Читать книгу «Цвет и слово. Игры правого полушария» онлайн полностью📖 — Натальи Мезенцевой — MyBook.
image

Смычок

Он одинок и считает себя вдовцом. Его Скрипка ушла к другому. А для него она умерла.

Она не прощалась, не объясняла, сделала вид, что его просто не видит и уж, конечно, не слышит. Её уход был стремительным и радостным, это можно назвать триумфом.

Красавицу-шатенку с золотисто-медовым отливом давно заприметил скрипач. Он ходил вокруг да около, присматривался. Она кокетничала, старалась показать свою тонкую талию в выигрышном свете, иногда скатывалась до пронзительных цыганских эмоций. Да уж, лучшего не смогла придумать… Она никогда не была умницей. Взбалмошная представительница золотой молодёжи. Из известнейшей семьи (не стану называть фамилии). Словом, она так выкручивалась, когда он пробовал играть, что он её решил приобрести во что бы то ни стало, готов был ждать. Конечно, скрипачу было известно, что она замужем, но его не останавливало это обстоятельство.

Все знали о, казалось, неравном браке, заключённом вопреки воле родителей Скрипки. Она специально выбрала его, чтобы доказать свою независимость. Это был настоящий эпатаж. Струнный бомонд тогда бурлил. Но прошло немного времени и оказалось, что он совершенно не простак, как думали эти позёры. Характер у него был прямым, уравновешенным, что особенно ценится в среде смычков. Ей даже стали завидовать и не раз пытались отбить его. Скрипка часто рыдала, будучи истеричной, но обладала такой невероятной красотой и женственностью, что он не в силах был обижаться. В то время их невозможно было разлучить, влюблённых друг в друга и в свою Скрипачку. Знатоки же понимали, что именно от него зависело качество звучания и удобство игры.

Скрипачка – способная и успешная молодая дама. Сначала Скрипка и Смычок её просто обожали, возносили до небес, тогда это было вполне гармоничное трио. Сколько аплодисментов они срывали. Радовались, пировали, их приглашали на самые престижные концерты. Это называлось фурором.

А потом – потом всё закрутилось-заварилось. Новый роман с иностранцем-бизнесменом, ни черта не смыслящим в музыке. Казалось, Скрипачка стала иной, она теряла всё своё обаяние, проникновенность в музыкальный мир, её душа менялась на глазах.

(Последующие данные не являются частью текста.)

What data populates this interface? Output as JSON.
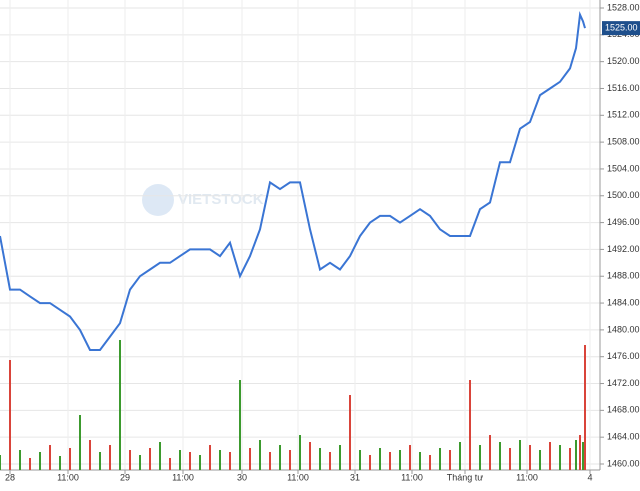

Несколько лет спустя дама так взбунтовалась, что решила всё бросить, продать инструмент и уехать с тем господином на самый далёкий и самый зелёный континент. Она забыла музыку, не только свой Смычок. С лёгкостью продала Скрипку тому влюблённому скрипачу, который эти годы, оказывается, ждал счастливого момента. А Смычок, которого она так высоко ценила, чуть ли не выше самой Скрипки, просто оставила дома, потому что дёшево продавать его не хотела, а подходящих вариантов в то время не возникло. Хозяйка всё оставила в столице и никогда не вспомнит о прошлом, ведь настоящее для неё важнее.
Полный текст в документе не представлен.